The last suspension took place this week by a judge from Duque de Caxias, in the state of Rio de Janeiro, but was promptly lifted only four hours later by the appeals court.
WhatsApp’s position is that they can’t provide the information required because they don’t have it. The use of end-to-end encryption makes it difficult for third parties to access the information. Or as the company put it in a recent statement:
We cannot share information we don’t have access to
The Brazilian government is working on a law proposal to regulate data access and prevent these kind of situations. The idea is to avoid the ban of basic services such as electricity, transport and communication, and to protect users when the providers are punished.
Democracy at stake
Accessing private information is always controversial. Messaging companies build their reputation on protecting privacy and know that slipping on that matter can come at a high expense. But protecting personal data is not only a sensible corporate decision, it might be crucial to limit the ability of governments and corporations to engage in mass surveillance.

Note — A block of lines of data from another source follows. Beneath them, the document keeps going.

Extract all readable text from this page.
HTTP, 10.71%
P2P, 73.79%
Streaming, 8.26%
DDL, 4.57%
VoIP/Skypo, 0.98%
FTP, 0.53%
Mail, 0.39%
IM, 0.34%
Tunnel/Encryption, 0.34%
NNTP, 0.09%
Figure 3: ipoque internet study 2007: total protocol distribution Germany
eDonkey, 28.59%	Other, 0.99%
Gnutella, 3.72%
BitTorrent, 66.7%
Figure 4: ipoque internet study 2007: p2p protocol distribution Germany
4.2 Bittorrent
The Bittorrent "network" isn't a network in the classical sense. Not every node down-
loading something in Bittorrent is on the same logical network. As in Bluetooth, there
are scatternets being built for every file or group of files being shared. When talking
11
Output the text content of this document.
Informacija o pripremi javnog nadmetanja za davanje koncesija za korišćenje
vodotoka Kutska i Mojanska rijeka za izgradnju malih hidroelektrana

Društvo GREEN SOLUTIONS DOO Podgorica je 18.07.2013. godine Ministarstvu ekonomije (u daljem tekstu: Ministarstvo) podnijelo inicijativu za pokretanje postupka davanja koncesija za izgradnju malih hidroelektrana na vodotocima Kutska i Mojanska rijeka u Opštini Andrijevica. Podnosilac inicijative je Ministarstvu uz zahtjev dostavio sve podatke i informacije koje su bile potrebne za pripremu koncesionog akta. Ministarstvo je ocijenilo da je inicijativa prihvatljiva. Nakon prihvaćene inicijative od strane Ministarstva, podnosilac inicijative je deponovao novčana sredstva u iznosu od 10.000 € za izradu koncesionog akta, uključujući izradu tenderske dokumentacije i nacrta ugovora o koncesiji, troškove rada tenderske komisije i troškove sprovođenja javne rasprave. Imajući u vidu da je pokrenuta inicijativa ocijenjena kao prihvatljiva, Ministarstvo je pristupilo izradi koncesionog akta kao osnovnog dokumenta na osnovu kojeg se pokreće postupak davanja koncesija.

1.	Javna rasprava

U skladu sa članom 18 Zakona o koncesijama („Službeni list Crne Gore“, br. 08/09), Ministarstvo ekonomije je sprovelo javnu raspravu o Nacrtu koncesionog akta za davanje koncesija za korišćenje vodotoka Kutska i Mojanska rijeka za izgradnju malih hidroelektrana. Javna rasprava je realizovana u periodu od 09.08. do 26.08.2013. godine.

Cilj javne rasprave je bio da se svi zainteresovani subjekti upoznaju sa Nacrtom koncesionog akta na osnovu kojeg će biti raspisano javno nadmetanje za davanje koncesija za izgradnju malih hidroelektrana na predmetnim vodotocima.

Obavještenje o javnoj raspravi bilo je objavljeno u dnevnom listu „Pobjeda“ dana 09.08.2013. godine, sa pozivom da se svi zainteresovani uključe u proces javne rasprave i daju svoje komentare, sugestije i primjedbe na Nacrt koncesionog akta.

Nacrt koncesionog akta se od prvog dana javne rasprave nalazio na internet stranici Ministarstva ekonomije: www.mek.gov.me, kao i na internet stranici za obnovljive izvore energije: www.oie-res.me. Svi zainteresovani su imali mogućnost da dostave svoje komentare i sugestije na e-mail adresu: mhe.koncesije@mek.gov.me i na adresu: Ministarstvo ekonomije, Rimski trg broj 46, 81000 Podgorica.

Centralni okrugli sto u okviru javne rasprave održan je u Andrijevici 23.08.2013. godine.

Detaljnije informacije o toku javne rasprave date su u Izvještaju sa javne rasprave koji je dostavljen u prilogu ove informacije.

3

The issue is far from trivial and affects everyone. Or, as Edward Snowden puts it, anyone who has something to say:
"I don't need privacy, I've nothing to hide" argues "I don't need free speech, I've nothing to say." Rights = Power https://t.co/AOMc79DIOS
— Edward Snowden (@Snowden) November 4, 2015
A Telegram to WhatsApp
WhatsApp has more than 100 million users in Brazil, where it remains the most popular messaging platform. However, competitors such as Telegram are rapidly gaining ground. After the first block, Telegram claimed that nearly 6 million users joined their service. And following the second block, the company reported that their registration system crashed due to a surge of new users coming from Brazil.
However, they still have a long way to go. According to a recent poll, only 18.3% of smartphone users have Telegram installed on their devices, against a staggering 96.2% who have WhatsApp.